Other projects Jones mentioned that the foundation helped out with in 2008 include the million dollar check that was received by the city for infrastructure and a new conference center to be built adjacent to the Northwestern Oklahoma State University-Woodward campus.

Seeing the completion of the NWOSU campus itself was also a major highlight of the foundation’s year. Jones said the process was “long and laborious,” but the hard work has paid off now that the campus is up and running.

He said the foundation had been involved in selecting the site and ensuring the satellite campus would be built in Woodward. This was many years ago. It was not until 2005 before Woodward voters passed a bond issue to fund the campus and then another three years before the campus opened for classes.

Jones summed up the previous year by saying “2008 was a great year in Woodward, Oklahoma.”

The foundation chairman then looked forward to 2009, noting that one of the major programs the foundation will continue to be involved in throughout the coming year is wind energy. Both Jones and LaVern Phillips, president of the foundation, spent time talking about the effects wind energy will have on the economy and people of Woodward, not to mention the environment.
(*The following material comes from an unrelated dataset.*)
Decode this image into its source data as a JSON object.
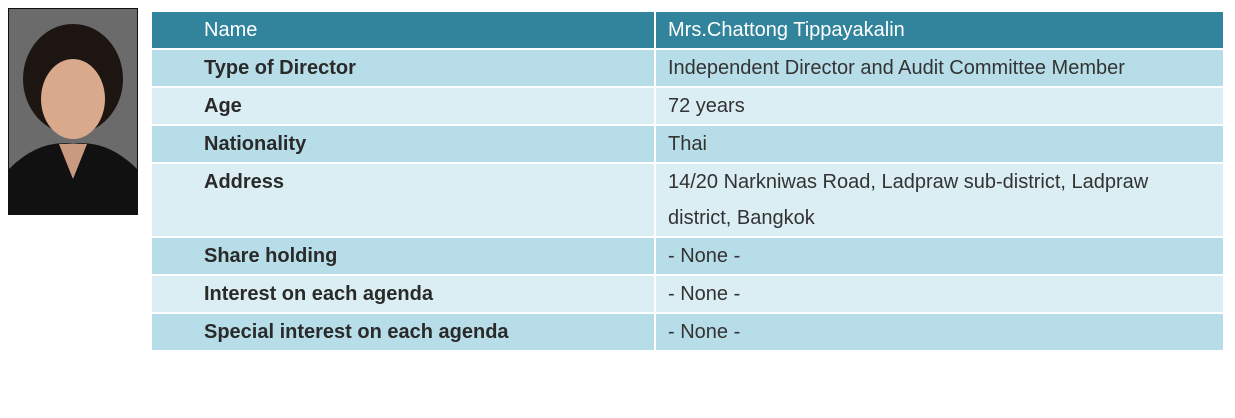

Jones spoke about the wind energy technician certification program at High Plains Technology Center and called it “the leading program in the region.”

He also expressed hope that Edison Mission Group, a company based out of California, continues to find the area attractive for energy projects. The company started a wind energy project called Buffalo Bear near Fort Supply and partnered with Chermac Energy Corp. for the Sleeping Bear project in Harper County.

Ensuring wind energy projects continue to look at Woodward is a major goal of the foundation for 2009, Phillips noted as he showed off a new brochure about Woodward’s wind energy opportunities to the meeting’s attendees.

The brochure detailed where the best places for wind generation are in the Woodward area. The hope is the brochure will help draw more companies interested in wind energy, like Edison Mission Group, to the area so that jobs can be provided for residents and tax revenue can be had for schools and governments to run.